Nuketown is closed to fiction submissions. After June 2002, the fiction section will be closing down (although it will live on in the archives) and it is not likely to re-open any time in the near future.

This does not mean that Nuketown itself is shutting down. The rest of the webzine will continue on, although in a slightly modified format. I’m ditching the monthly format (and its accompanying deadlines) in favor of a more weblog-like existence.

So why the big change? Lots of reasons.

Family and work commitments for one. Finances for another (Nuketown is a money-losing proposition — always was). Paying $40 a month for fiction more than doubled my NT budget, all of which came out of my own freelance account. Budgeting $30-odd a month for NT is manageable, $70 is a luxury. Burn out for still another — I’ve been publishing Nuketown regularly (usually with summers off) since June 1996. Editing fiction was starting to get a little old — although the gems like those in the June 2002 edition, or our recent two-parter “Call to Arms” — continued to make it enjoyable. The biggest reason though, is simply time. There’s not enough of it, and unfortunately, the Fiction section is expendible.

Am I happy with this turn of events? Nope. I was finally starting to get the kind of submissions i was hungering for — good libertarian-themed fiction the likes of which I haven’t been able to find in great quantities elsewhere (which was one of the reasons why I was publishing it on Nuketown).
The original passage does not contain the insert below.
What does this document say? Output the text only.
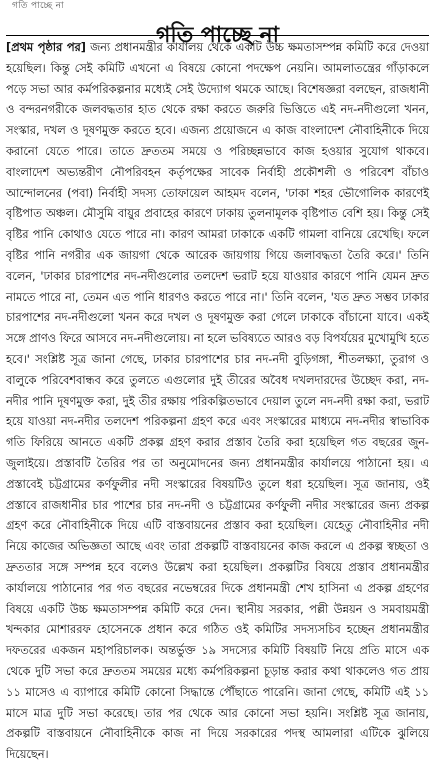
গতি পাচ্ছে না
গতি পাচ্ছে না

[প্রথম পৃষ্ঠার পর] জন্য প্রধানমন্ত্রীর কার্যালয় থেকে একটি উচ্চ ক্ষমতাসম্পন্ন কমিটি করে দেওয়া হয়েছিল। কিন্তু সেই কমিটি এখনো এ বিষয়ে কোনো পদক্ষেপ নেয়নি। আমলাতন্ত্রের গাঁড়াকলে পড়ে সভা আর কর্মপরিকল্পনার মধ্যেই সেই উদ্যোগ থমকে আছে। বিশেষজ্ঞরা বলছেন, রাজধানী ও বন্দরনগরীকে জলবদ্ধতার হাত থেকে রক্ষা করতে জরুরি ভিত্তিতে এই নদ-নদীগুলো খনন, সংস্কার, দখল ও দূষণমুক্ত করতে হবে। এজন্য প্রয়োজনে এ কাজ বাংলাদেশ নৌবাহিনীকে দিয়ে করানো যেতে পারে। তাতে দ্রুততম সময়ে ও পরিচ্ছন্নভাবে কাজ হওয়ার সুযোগ থাকবে। বাংলাদেশ অভ্যন্তরীণ নৌপরিবহন কর্তৃপক্ষের সাবেক নির্বাহী প্রকৌশলী ও পরিবেশ বাঁচাও আন্দোলনের (পবা) নির্বাহী সদস্য তোফায়েল আহমদ বলেন, 'ঢাকা শহর ভৌগোলিক কারণেই বৃষ্টিপাত অঞ্চল। মৌসুমি বায়ুর প্রবাহের কারণে ঢাকায় তুলনামূলক বৃষ্টিপাত বেশি হয়। কিন্তু সেই বৃষ্টির পানি কোথাও যেতে পারে না। কারণ আমরা ঢাকাকে একটি গামলা বানিয়ে রেখেছি। ফলে বৃষ্টির পানি নগরীর এক জায়গা থেকে আরেক জায়গায় গিয়ে জলাবদ্ধতা তৈরি করে।' তিনি বলেন, 'ঢাকার চারপাশের নদ-নদীগুলোর তলদেশ ভরাট হয়ে যাওয়ার কারণে পানি যেমন দ্রুত নামতে পারে না, তেমন এত পানি ধারণও করতে পারে না।' তিনি বলেন, 'যত দ্রুত সম্ভব ঢাকার চারপাশের নদ-নদীগুলো খনন করে দখল ও দূষণমুক্ত করা গেলে ঢাকাকে বাঁচানো যাবে। একই সঙ্গে প্রাণও ফিরে আসবে নদ-নদীগুলোয়। না হলে ভবিষ্যতে আরও বড় বিপর্যয়ের মুখোমুখি হতে হবে।' সংশ্লিষ্ট সূত্র জানা গেছে, ঢাকার চারপাশের চার নদ-নদী বুড়িগঙ্গা, শীতলক্ষ্যা, তুরাগ ও বালুকে পরিবেশবান্ধব করে তুলতে এগুলোর দুই তীরের অবৈধ দখলদারদের উচ্ছেদ করা, নদ-নদীর পানি দূষণমুক্ত করা, দুই তীর রক্ষায় পরিকল্পিতভাবে দেয়াল তুলে নদ-নদী রক্ষা করা, ভরাট হয়ে যাওয়া নদ-নদীর তলদেশ পরিকল্পনা গ্রহণ করে এবং সংস্কারের মাধ্যমে নদ-নদীর স্বাভাবিক গতি ফিরিয়ে আনতে একটি প্রকল্প গ্রহণ করার প্রস্তাব তৈরি করা হয়েছিল গত বছরের জুন-জুলাইয়ে। প্রস্তাবটি তৈরির পর তা অনুমোদনের জন্য প্রধানমন্ত্রীর কার্যালয়ে পাঠানো হয়। এ প্রস্তাবেই চট্টগ্রামের কর্ণফুলীর নদী সংস্কারের বিষয়টিও তুলে ধরা হয়েছিল। সূত্র জানায়, ওই প্রস্তাবে রাজধানীর চার পাশের চার নদ-নদী ও চট্টগ্রামের কর্ণফুলী নদীর সংস্কারের জন্য প্রকল্প গ্রহণ করে নৌবাহিনীকে দিয়ে এটি বাস্তবায়নের প্রস্তাব করা হয়েছিল। যেহেতু নৌবাহিনীর নদী নিয়ে কাজের অভিজ্ঞতা আছে এবং তারা প্রকল্পটি বাস্তবায়নের কাজ করলে এ প্রকল্প স্বচ্ছতা ও দ্রুততার সঙ্গে সম্পন্ন হবে বলেও উল্লেখ করা হয়েছিল। প্রকল্পটির বিষয়ে প্রস্তাব প্রধানমন্ত্রীর কার্যালয়ে পাঠানোর পর গত বছরের নভেম্বরের দিকে প্রধানমন্ত্রী শেখ হাসিনা এ প্রকল্প গ্রহণের বিষয়ে একটি উচ্চ ক্ষমতাসম্পন্ন কমিটি করে দেন। স্থানীয় সরকার, পল্লী উন্নয়ন ও সমবায়মন্ত্রী খন্দকার মোশাররফ হোসেনকে প্রধান করে গঠিত ওই কমিটির সদস্যসচিব হচ্ছেন প্রধানমন্ত্রীর দফতরের একজন মহাপরিচালক। অন্তর্ভুক্ত ১৯ সদস্যের কমিটি বিষয়টি নিয়ে প্রতি মাসে এক থেকে দুটি সভা করে দ্রুততম সময়ের মধ্যে কর্মপরিকল্পনা চূড়ান্ত করার কথা থাকলেও গত প্রায় ১১ মাসেও এ ব্যাপারে কমিটি কোনো সিদ্ধান্তে পৌঁছাতে পারেনি। জানা গেছে, কমিটি এই ১১ মাসে মাত্র দুটি সভা করেছে। তার পর থেকে আর কোনো সভা হয়নি। সংশ্লিষ্ট সূত্র জানায়, প্রকল্পটি বাস্তবায়নে নৌবাহিনীকে কাজ না দিয়ে সরকারের পদস্থ আমলারা এটিকে ঝুলিয়ে দিয়েছেন।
Will Nuketown publish fiction again someday? Probably. I hope to keep publishing Nuketown in one form or another for years to come, and I’m sure at some point I’ll have the time to edit stories again, although admittedly that might be when I retire 30 or 40 years from now. More likely is that I’ll start publishing some of my own stuff on Nuketown again (of course, that’s how all of this got started back in ’96…)

I’d like to thank my excellent fiction staff — Kirsten Lincoln and Andy Colaninno — for all their hardwork and dedication in reading and editing submissions, as well as all the writers who’ve taken the time to send in their submissions. It was a great run, and it was a lot of fun while it lasted.